# ALB access logs + Athena: identify target problems

**Date:** 2021-03-29  
**Author:** Kees C. Bakker  
**Categories:** AWS  
**Tags:** SQL  
**Original:** https://keestalkstech.com/alb-access-logs-athena-identify-target-problems/

![ALB access logs + Athena: identify target problems](https://keestalkstech.com/wp-content/uploads/2021/03/nasa-Q1p7bh3SHj8-unsplash-scaled.jpg)

---

It is pretty easy to write your AWS ALB access logs to S3, but if you want to do something with them, add them to [AWS Athena](https://aws.amazon.com/athena/), so you could query them using plain old SQL. Let's investigate how we can see which upstreams / targets are misbehaving.

## ELB 5XX?

We've noticed we got some ELB 5XX errors in our CloudWatch Monitor, but we were not sure what they were.

![](https://keestalkstech.com/wp-content/uploads/2021/03/ALB_ELB_5XX_errors_screenshot.gif)
*We were seeing some ELB 5XX errors occurring.*

We've added the access logging to S3 and [created a table in Athena using this guide](https://docs.aws.amazon.com/athena/latest/ug/application-load-balancer-logs.html#create-alb-table).

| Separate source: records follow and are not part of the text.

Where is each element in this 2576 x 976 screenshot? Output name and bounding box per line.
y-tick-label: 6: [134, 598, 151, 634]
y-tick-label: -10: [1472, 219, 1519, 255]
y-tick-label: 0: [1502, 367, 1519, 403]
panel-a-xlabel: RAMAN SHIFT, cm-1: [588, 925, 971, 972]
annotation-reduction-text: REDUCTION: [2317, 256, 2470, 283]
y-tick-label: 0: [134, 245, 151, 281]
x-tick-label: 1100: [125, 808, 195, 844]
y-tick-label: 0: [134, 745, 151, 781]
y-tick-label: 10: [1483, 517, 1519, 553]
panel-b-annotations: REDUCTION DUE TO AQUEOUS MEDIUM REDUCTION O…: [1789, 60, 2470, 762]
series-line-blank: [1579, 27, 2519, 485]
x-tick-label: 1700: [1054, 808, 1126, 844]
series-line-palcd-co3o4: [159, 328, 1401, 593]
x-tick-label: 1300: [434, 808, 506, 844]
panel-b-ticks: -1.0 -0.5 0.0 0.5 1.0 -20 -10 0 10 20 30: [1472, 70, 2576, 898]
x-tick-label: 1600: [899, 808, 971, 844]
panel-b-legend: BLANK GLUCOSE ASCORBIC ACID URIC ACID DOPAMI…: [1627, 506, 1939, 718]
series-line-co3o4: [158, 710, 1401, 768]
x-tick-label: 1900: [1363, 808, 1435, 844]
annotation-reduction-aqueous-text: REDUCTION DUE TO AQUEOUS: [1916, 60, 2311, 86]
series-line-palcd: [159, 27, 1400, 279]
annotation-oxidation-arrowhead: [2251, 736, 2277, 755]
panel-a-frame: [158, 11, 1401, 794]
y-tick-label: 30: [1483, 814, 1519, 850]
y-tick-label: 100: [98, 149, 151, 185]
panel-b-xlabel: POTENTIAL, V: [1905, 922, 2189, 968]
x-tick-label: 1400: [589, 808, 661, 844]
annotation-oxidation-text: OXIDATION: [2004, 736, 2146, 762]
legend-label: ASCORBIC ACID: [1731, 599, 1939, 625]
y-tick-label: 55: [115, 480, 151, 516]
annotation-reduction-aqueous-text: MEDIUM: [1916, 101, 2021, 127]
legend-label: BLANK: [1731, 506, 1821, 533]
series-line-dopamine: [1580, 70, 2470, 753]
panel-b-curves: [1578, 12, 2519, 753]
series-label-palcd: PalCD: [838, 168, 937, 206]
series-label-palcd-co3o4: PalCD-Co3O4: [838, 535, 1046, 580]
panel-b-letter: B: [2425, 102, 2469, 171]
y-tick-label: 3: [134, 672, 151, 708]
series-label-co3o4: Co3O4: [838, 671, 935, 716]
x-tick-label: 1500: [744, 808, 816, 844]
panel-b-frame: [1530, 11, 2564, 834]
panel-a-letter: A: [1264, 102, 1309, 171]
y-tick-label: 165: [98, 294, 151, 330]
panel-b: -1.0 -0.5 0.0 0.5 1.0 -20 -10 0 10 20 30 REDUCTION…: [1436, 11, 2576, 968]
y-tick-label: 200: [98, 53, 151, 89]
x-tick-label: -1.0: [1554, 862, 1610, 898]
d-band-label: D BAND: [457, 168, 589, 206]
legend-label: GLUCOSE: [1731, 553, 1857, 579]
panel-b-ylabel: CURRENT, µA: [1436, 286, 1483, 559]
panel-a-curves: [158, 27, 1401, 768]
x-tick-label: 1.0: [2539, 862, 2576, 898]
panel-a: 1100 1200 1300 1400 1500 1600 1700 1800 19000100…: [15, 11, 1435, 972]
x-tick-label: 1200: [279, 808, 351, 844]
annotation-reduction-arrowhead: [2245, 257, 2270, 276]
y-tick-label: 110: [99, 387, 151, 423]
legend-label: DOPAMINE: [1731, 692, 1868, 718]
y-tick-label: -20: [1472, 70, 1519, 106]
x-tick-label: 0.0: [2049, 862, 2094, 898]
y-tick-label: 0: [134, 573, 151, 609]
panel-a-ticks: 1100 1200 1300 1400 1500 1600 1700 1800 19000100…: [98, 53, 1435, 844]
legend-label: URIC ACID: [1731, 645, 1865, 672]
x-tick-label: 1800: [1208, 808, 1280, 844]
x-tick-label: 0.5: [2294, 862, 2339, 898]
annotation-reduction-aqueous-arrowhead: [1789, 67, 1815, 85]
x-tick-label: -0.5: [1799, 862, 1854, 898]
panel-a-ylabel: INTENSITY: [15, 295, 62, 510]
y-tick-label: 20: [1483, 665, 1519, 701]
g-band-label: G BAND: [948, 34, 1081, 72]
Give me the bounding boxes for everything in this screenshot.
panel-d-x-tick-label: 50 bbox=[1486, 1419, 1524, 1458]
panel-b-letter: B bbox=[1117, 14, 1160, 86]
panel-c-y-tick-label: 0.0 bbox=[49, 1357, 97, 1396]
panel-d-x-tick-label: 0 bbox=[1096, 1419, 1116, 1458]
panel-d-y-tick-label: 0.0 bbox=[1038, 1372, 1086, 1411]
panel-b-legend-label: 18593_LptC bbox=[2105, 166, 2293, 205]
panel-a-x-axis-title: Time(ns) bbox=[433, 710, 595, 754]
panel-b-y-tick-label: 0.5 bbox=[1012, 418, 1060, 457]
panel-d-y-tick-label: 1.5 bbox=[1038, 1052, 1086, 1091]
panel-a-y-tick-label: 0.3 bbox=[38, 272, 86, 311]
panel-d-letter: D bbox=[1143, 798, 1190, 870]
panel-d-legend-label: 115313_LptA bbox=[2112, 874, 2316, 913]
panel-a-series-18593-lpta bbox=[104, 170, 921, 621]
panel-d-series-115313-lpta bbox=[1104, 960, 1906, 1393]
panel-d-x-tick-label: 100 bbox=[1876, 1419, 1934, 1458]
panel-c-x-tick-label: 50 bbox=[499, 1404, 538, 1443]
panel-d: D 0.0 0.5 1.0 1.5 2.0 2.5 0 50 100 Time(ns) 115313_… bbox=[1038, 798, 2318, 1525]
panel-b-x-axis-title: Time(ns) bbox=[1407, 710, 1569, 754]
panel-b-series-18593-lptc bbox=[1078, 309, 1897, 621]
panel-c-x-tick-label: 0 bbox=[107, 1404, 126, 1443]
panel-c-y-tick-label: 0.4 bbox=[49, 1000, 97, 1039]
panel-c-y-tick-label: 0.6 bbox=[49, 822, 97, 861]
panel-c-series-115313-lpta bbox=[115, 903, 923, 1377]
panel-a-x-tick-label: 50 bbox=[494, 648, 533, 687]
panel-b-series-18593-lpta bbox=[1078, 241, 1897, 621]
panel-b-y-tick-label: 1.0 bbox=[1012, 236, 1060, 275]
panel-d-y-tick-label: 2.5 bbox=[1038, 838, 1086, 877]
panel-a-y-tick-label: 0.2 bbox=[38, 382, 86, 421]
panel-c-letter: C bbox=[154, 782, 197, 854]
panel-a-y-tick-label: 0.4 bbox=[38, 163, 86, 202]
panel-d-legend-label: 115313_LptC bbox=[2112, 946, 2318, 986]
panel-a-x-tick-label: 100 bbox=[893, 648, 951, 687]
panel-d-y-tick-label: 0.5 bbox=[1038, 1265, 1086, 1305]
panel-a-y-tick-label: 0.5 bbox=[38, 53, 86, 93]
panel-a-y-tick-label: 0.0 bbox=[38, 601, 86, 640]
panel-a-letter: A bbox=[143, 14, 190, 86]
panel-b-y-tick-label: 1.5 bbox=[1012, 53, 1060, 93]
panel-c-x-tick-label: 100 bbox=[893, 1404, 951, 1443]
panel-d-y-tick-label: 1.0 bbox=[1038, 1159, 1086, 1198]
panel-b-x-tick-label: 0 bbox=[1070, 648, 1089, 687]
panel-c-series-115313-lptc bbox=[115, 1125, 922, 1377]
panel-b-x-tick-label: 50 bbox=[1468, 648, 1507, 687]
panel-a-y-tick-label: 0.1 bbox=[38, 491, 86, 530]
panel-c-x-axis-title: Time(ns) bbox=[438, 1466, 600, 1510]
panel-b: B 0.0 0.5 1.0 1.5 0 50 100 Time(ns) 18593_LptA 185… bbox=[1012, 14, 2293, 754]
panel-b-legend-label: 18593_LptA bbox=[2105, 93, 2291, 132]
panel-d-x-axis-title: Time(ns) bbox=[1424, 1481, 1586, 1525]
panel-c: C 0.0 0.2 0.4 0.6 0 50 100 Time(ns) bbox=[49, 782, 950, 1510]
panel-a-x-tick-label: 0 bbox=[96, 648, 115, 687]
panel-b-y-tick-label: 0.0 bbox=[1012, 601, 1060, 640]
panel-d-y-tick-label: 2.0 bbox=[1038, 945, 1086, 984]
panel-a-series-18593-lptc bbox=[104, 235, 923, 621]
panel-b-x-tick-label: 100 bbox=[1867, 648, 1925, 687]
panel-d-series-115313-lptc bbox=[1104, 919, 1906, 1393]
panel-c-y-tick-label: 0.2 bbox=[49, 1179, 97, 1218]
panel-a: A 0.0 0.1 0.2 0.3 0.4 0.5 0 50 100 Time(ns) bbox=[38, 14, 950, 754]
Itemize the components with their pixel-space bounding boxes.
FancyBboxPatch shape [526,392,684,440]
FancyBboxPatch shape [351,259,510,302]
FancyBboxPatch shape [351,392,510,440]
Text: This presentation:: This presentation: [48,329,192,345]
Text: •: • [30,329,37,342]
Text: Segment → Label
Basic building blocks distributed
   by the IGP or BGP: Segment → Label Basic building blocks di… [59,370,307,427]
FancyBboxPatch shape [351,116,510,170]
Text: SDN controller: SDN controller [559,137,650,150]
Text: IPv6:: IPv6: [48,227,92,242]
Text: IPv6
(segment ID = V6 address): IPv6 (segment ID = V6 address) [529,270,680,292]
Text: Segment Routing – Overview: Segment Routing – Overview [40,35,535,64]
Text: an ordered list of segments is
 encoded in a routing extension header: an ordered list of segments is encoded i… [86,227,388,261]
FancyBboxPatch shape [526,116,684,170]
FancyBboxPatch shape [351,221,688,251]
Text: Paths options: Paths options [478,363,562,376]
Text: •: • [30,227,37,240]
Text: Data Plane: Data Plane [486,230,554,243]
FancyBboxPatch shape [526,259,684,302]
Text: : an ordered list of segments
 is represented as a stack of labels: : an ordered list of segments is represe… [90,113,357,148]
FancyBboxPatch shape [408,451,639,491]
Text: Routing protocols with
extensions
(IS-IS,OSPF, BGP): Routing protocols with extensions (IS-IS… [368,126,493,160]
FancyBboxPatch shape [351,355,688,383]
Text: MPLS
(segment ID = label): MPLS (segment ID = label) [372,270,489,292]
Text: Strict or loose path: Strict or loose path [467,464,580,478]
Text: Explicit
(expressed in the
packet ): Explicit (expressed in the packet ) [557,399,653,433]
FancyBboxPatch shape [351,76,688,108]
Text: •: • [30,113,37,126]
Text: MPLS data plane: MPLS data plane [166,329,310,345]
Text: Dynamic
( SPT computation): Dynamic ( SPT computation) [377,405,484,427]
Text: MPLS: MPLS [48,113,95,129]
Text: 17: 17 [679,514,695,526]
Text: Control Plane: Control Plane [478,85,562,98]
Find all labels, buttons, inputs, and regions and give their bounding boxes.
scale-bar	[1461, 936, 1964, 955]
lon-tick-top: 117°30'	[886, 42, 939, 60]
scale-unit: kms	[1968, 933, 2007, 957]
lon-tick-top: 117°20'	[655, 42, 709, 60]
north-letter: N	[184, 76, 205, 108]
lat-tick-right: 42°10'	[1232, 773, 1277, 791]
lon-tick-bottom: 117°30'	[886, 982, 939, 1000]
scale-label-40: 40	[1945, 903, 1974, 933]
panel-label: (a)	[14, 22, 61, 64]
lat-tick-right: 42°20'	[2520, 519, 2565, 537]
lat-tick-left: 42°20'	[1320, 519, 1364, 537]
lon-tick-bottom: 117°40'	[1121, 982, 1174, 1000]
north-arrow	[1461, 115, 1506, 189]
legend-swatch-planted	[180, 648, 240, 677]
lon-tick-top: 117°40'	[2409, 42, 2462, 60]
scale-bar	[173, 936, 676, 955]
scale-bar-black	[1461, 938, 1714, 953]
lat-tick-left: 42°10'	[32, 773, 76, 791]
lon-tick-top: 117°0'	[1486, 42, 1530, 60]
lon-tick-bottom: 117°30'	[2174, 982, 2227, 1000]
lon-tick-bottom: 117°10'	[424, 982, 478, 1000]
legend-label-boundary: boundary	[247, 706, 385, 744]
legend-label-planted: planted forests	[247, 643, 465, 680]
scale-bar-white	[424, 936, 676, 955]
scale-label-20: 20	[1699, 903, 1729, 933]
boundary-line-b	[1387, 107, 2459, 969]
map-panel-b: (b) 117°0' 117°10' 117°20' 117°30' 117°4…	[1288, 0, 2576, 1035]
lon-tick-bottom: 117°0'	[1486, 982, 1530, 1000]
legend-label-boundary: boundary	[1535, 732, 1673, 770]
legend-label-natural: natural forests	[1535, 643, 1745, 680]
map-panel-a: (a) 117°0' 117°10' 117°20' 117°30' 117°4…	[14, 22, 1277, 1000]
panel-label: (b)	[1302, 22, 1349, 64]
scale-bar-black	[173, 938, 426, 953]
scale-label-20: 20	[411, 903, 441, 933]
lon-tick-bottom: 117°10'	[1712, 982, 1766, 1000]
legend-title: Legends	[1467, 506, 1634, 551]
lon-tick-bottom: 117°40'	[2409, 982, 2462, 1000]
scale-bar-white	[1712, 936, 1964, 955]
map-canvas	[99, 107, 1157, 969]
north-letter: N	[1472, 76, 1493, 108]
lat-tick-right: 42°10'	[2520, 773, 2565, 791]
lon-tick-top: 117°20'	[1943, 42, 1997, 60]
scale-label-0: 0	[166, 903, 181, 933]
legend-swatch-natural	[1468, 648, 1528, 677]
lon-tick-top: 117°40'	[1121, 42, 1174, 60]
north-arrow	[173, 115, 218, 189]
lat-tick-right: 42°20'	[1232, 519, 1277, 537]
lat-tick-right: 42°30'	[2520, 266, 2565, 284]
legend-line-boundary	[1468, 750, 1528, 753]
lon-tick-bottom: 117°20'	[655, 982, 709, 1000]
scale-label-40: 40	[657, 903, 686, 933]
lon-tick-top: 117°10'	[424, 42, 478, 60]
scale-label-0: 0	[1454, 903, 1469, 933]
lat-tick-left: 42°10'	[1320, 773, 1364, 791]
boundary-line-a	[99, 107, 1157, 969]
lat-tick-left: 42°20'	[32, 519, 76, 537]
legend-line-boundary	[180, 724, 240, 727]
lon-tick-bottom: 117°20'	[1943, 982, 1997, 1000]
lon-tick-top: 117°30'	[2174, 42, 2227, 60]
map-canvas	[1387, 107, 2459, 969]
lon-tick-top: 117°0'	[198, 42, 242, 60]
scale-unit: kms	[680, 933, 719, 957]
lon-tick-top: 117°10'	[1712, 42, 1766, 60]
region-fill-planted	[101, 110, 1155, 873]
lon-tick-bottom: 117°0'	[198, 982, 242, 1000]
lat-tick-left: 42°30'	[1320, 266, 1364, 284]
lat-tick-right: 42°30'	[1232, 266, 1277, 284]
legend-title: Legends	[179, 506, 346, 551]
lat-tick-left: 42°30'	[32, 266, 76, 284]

## Query unresponsive targets

Now, I've constructed a SQL query to query which shows the problematic targets. I define *problem* as *the `elb_status_code` == HTTP 500 and the `elb_status_code` != `target_status_code`*. This could indicate the ALB is no longer able to communicate with the upstream / target.

```sql
SELECT
  target,
  elb_status_code,
  count(*) AS request_count,
  min(time) AS mn,
  max(time) AS mx,
  date_diff('minute', min(time), max(time)) AS delta_in_minutes
FROM 
  (
    SELECT
      target_ip || ':' || cast(target_port AS VARCHAR) AS target,
      from_iso8601_timestamp(time) AS time,
      elb_status_code
    FROM
      "default"."alb_logs"
    WHERE
      elb_status_code LIKE '5%'
      AND elb_status_code <> target_status_code
      AND time > '2021-03-28'
      AND time < '2021-03-29'
  )
GROUP BY
  target,
  elb_status_code
```

*Note: I'm using a string-compare for time (I was kind of amazed that it works).* 
*Note 2: The inner query can be used to extract all the timestamps of the failures.*

The result looks like this:

![](https://keestalkstech.com/wp-content/uploads/2021/03/ELB504_errors-1.gif)
*The overview shows the targets that end in 504 Gateway Timeouts.*

So, now we can investigate what those target machines were doing during those time frames.